Study reveals metabolic syndrome's impact on brain volume and cognitive function

By Tarun Sai LomteReviewed by Lily Ramsey, LLMJun 24 2024

In a recent study published in Diabetes Care, researchers examined associations between metabolic syndrome (MetS) and cognitive and neuroimaging outcomes in dementia-free adults.

Study: Association of Metabolic Syndrome With Neuroimaging and Cognitive Outcomes in the UK Biobank. Image Credit: Frame Stock Footage/Shutterstock.com

Background

MetS is a significant public health concern characterized by vascular and cardiometabolic risk factors. It affects one-fourth of the global adult population.

MetS is generally diagnosed based on the presence of one of these traits – 1) elevated blood pressure, blood glucose, and triglycerides, 2) reduced high-density lipoprotein (HDL) cholesterol, and 3) larger waist circumference.

MetS is recognized as a modifiable risk factor for cerebrovascular and cardiovascular diseases; thus, it could be an attractive target for disease prevention strategies. Besides, the global incidence of dementia has been increasing and is projected to triple in the next three decades.

Recent studies have linked MetS to a higher dementia risk. Cognitive and neuroimaging measures can reveal which aspects of brain health might be affected.

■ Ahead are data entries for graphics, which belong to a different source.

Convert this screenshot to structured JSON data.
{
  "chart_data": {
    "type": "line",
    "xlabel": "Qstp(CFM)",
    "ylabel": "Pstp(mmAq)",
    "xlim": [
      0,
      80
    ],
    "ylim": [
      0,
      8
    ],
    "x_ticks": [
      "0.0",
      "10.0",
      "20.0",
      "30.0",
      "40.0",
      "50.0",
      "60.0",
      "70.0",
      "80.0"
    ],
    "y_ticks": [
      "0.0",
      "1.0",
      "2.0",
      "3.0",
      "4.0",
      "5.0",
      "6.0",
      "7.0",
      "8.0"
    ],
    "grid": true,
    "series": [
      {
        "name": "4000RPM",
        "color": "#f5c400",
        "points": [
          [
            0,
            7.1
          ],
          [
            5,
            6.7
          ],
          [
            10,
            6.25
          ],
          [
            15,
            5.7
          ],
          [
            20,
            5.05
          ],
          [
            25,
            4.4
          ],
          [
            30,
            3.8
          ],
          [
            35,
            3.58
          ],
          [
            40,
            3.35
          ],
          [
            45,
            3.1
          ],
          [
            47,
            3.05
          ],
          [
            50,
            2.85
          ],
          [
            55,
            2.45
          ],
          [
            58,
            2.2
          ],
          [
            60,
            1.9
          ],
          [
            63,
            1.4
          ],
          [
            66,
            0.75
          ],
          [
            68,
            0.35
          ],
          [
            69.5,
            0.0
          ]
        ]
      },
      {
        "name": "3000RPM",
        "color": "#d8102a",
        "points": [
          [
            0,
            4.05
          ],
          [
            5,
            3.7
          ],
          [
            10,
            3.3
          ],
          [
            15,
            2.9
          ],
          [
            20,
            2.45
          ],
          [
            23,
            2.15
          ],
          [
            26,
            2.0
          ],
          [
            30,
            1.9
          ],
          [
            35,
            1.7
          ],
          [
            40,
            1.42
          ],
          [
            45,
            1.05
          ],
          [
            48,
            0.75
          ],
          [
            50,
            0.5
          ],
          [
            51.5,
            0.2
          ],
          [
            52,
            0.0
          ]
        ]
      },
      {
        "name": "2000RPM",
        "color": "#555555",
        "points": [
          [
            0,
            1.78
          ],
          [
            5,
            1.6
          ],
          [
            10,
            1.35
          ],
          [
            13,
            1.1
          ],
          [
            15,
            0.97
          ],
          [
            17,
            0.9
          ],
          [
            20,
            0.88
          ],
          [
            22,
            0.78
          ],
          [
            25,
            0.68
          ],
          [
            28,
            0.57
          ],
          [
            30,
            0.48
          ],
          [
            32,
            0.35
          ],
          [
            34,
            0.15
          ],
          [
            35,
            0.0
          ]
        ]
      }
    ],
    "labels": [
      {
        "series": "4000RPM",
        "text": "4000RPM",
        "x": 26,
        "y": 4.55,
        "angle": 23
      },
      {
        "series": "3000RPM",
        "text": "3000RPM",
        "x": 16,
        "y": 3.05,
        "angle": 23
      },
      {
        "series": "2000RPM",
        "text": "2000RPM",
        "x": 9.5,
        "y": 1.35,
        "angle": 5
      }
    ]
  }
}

Conventional vascular and cardiometabolic risk factors, such as obesity, hyperlipidemia, hypertension, diabetes, etc., have been individually linked to poorer brain health. A meta-analysis revealed that MetS was associated with lower cognitive test scores.

While studies have assessed MetS in relation to cognition or neuroimaging, there are limited studies examining both, most of which have focused on specific populations.

About the study

The present study examined associations between MetS and cognitive and neuroimaging outcomes. They used data from the United Kingdom Biobank.

During 2006-10 (baseline), subjects underwent physical examinations and provided data on sociodemographic, environmental, health, and lifestyle factors via questionnaires. Blood samples were also collected at baseline to measure biomarkers.

Participants were invited for follow-up imaging assessments. Cognitive tests were performed, and baseline measures, except for biomarker data, were repeated during the follow-up.

Cognitive tests included fluid intelligence tests, trail-making tests A and B, backward digit span tasks, symbol-digit substitution tests, matrix pattern completion tests, and paired associate learning tasks. Participants were classified into MetS and reference (no MetS) groups.

MetS was defined as the presence of at least three components: abdominal obesity, elevated blood pressure, elevated triglycerides, reduced HDL cholesterol, and elevated fasting blood glucose.

The team excluded people with dementia, chronic neurodegenerative conditions, aneurysms, traumatic brain injury, encephalitis, nervous system infection, stroke, cerebral palsy, brain hemorrhage, brain cancer, brain abscess, or Parkinson’s disease.

Imaging-derived phenotypes were selected based on their relevance to brain health markers. Multivariable linear regression models examined associations between MetS and outcomes and adjusted for covariates.

Covariates included age, sex, Townsend deprivation index, ethnicity, education, household income, alcohol consumption, smoking status, physical activity, and apolipoprotein E (APOE)-ε4 carrier status.

Findings

Overall, 37,395 participants were included; of these, 7,945 had MetS. The MetS group was more likely to be male, older, White, former smokers, less physically active, APOE-ε4 carriers, have less education and lower household income, and live in socioeconomically deprived areas.

Overall, 65.7% of MetS subjects had three MetS components; 6.9% had all five components. Elevated blood pressure was the most prevalent component.

MetS was associated with lower gray matter, total brain, and (right and left) hippocampal volumes and increased white matter hyperintensity (WMH) volume compared to no MetS. There was no significant association between white matter volume and MetS.

Further, the team found a dose-response relationship between the number of MetS components present and several neuroimaging measures.

Among individual components, increased glycated hemoglobin (HbA1c) and larger waist circumference were significantly associated with lower gray matter and total brain volumes. By contrast, elevated blood pressure is strongly associated with higher WMH volume.

A significant interaction of age with MetS and WMH volume was observed, with the stronger association among younger people.

Likewise, there was a significant interaction of sex with MetS and white matter, gray matter, and total brain volumes, with a particularly strong association in males. MetS subjects had significantly poor performance on cognitive tests. A dose-response relationship was observed between the number of MetS components present and cognitive performance.

Increased blood pressure was associated with significantly poor cognitive performance among individual components. There was no interaction of age with MetS and cognitive outcomes; however, a significant interaction of sex with MetS and numerical and verbal reasoning was evident, with a particularly stronger association in males.

Conclusions

MetS was associated with higher vascular pathology, smaller brain volume, and poor cognition. A dose-response relationship emerged between increasing MetS components and poorer cognition, vascular pathology, and less brain volume.

These results suggest an association between MetS and poorer global brain health rather than domain- or region-specific effects. Future research should evaluate whether improvements in MetS could augment brain health.